African swine fever (ASF) is an important viral disease in domestic pigs and wild boars with up to 100% mortality. No vaccines are available so far to contain the disease.
This project addresses gaps in understanding ASF disease. The consortium identifies factors at the level of the pathogen, the host species and their immune cells that define host/cellular susceptibility and protection. Moreover, we explain phenomena such as the observation of higher seroprevalence rates or resistance in the field.
African swine fever (ASF) is one of the most complex viral diseases affecting livestock, with tremendous socio-economic impact. Over the last decade, the disease has conquered several new areas and keeps spreading.

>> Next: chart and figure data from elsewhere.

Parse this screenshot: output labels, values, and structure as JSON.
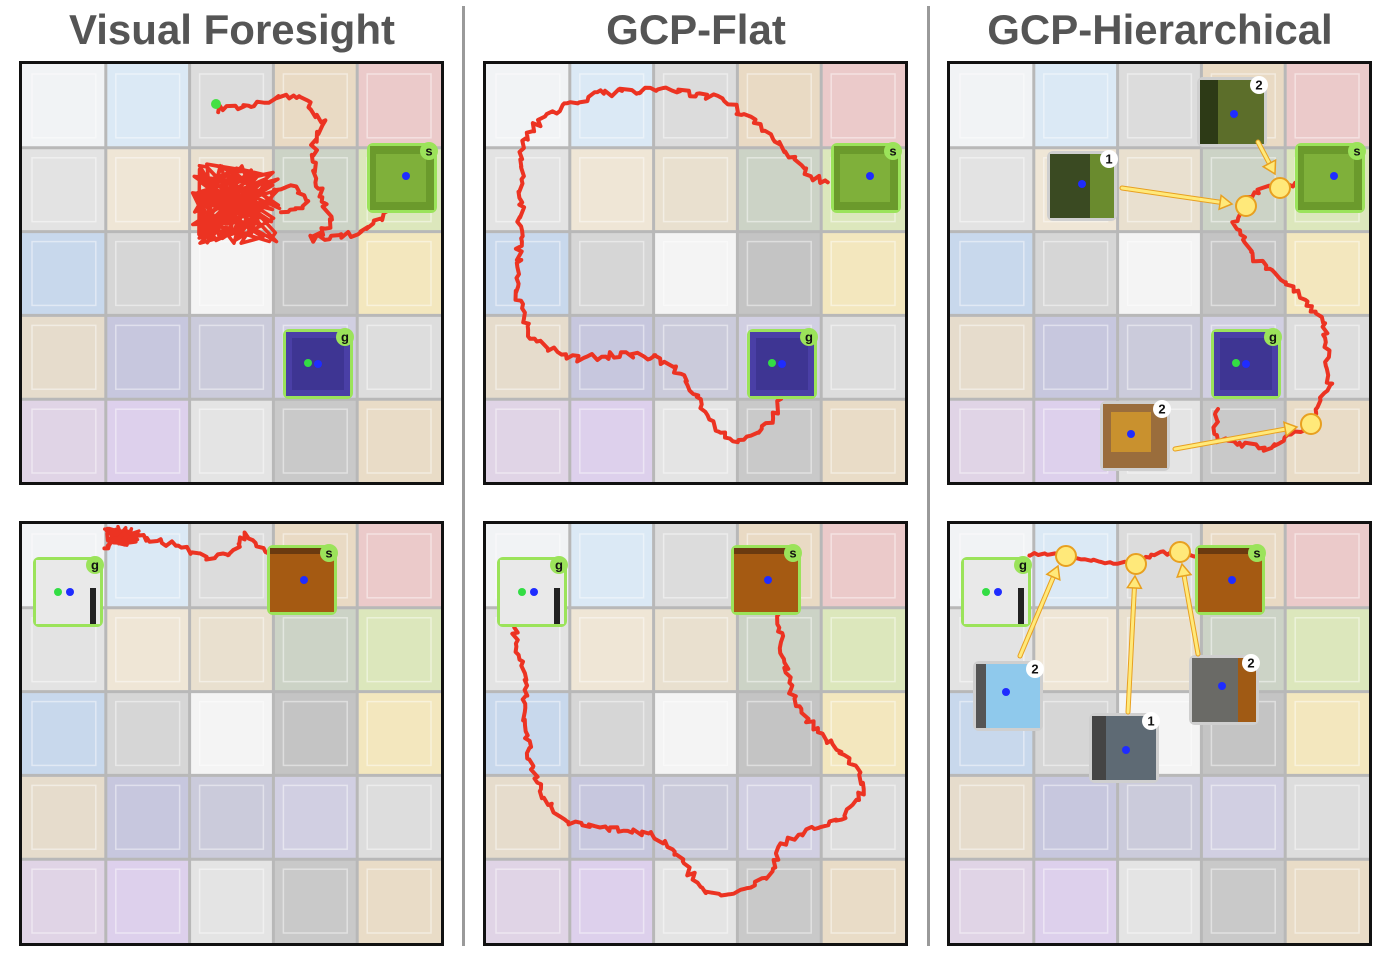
{
  "columns": [
    {
      "id": "vf",
      "title": "Visual Foresight"
    },
    {
      "id": "gcpf",
      "title": "GCP-Flat"
    },
    {
      "id": "gcph",
      "title": "GCP-Hierarchical"
    }
  ],
  "tile_colors": [
    [
      "#f1f3f5",
      "#dbe9f5",
      "#dcdcdc",
      "#e9dac4",
      "#ebcaca"
    ],
    [
      "#e3e3e3",
      "#efe6d6",
      "#e9e0cf",
      "#ccd3c6",
      "#dce7bc"
    ],
    [
      "#c8d8ec",
      "#d6d6d6",
      "#f4f4f4",
      "#c4c4c4",
      "#f3e7be"
    ],
    [
      "#e6dccc",
      "#c7c7de",
      "#cbcbdb",
      "#d1cfe2",
      "#dddddd"
    ],
    [
      "#e0d4e6",
      "#ddd0ec",
      "#e4e4e4",
      "#c9c9c9",
      "#e9dcc7"
    ]
  ],
  "labels": {
    "start": "s",
    "goal": "g",
    "sub1": "1",
    "sub2": "2"
  },
  "colors": {
    "trajectory": "#ec3322",
    "frame_green": "#9be35a",
    "subgoal_yellow": "#ffe97a",
    "subgoal_stroke": "#e8a020",
    "title_gray": "#555555"
  }
}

The causative agent is an enveloped DNA virus of the Asfarviridae virus family that is generally rather stable. The disease has its roots in sub-Saharan Africa where it is transmitted in an ancient sylvatic cycle among warthogs and soft ticks of genus Ornithodoros. This cycle is not accompanied by overt disease or mortality in warthogs. However, any introduction of the disease into the domestic pig sector or into Eurasian wild boar populations leads to a severe multi-systemic disease that can resemble a viral haemorrhagic fever with exceptionally high lethality (over 90% of the infected animals die). To date, neither treatment nor a licensed vaccine exist and detailed knowledge about correlates of protection but also severe outcomes and pathogenesis are lacking.
To address gaps in understanding ASF disease, this consortium identifies factors at the level of the pathogen, the host species and their immune cells that define host/cellular susceptibility and protection. Moreover, we explain phenomena such as the observation of higher seroprevalence rates or resistance in the field. Specifically, we evaluate correlates of protection and basic host-virus interactions in multiple hosts including
- susceptible domestic pigs (SPF and conventional farm-raised)
- European wild boar
- resistant red river hogs.
We compare responses of relevant ASFV strains with moderate and high virulence in these hosts. For part of this work, we employ a systems immunology approach that uses computational biology tools to process all collected data from the consortium including virological, clinical and immunological readouts and immune cell transcriptomics. This will identify immunological processes and mechanism of both the innate and adaptive arms that are relevant in controlling ASFV or on the contrary that relate to disease severity. Among the studies addressing the long-term fate of animals and drivers of disease dynamics, we experimentally address the impact of maternal immunity on disease outcome using a sow suckling piglet model.
Moreover, we also address the possibility of ASFV reactivation following survival from ASFV infection. To this end, we use classical swine fever superinfection and chemical immunosuppression. Addressing dose responses as an explanation or means for outcome variability, we also use repeated low dose infection followed by highly virulent challenge of those pre-triggered animals.
Finally, we formally investigate the presence of the virus in semen and possibility of vertical transmission. We examine evolutionary pressure on the viral genome by host immune responses for the different isolates using deep sequencing. We investigate aspects of cellular susceptibility in macrophage subpopulations by combining complementary approaches in vivo and in vitro.
The project combines knowledge, expertise, and reagents of six teams with high international reputations in ASFV research and porcine immunology to improve basic knowledge on ASFV host interactions and mechanisms of protective immunity. The multipronged and combinatorial approach of this consortium reveals virus-host interactions at the animal and cellular level, which will reveal mechanisms of higher resistance, immunity and alternative transmission pathways.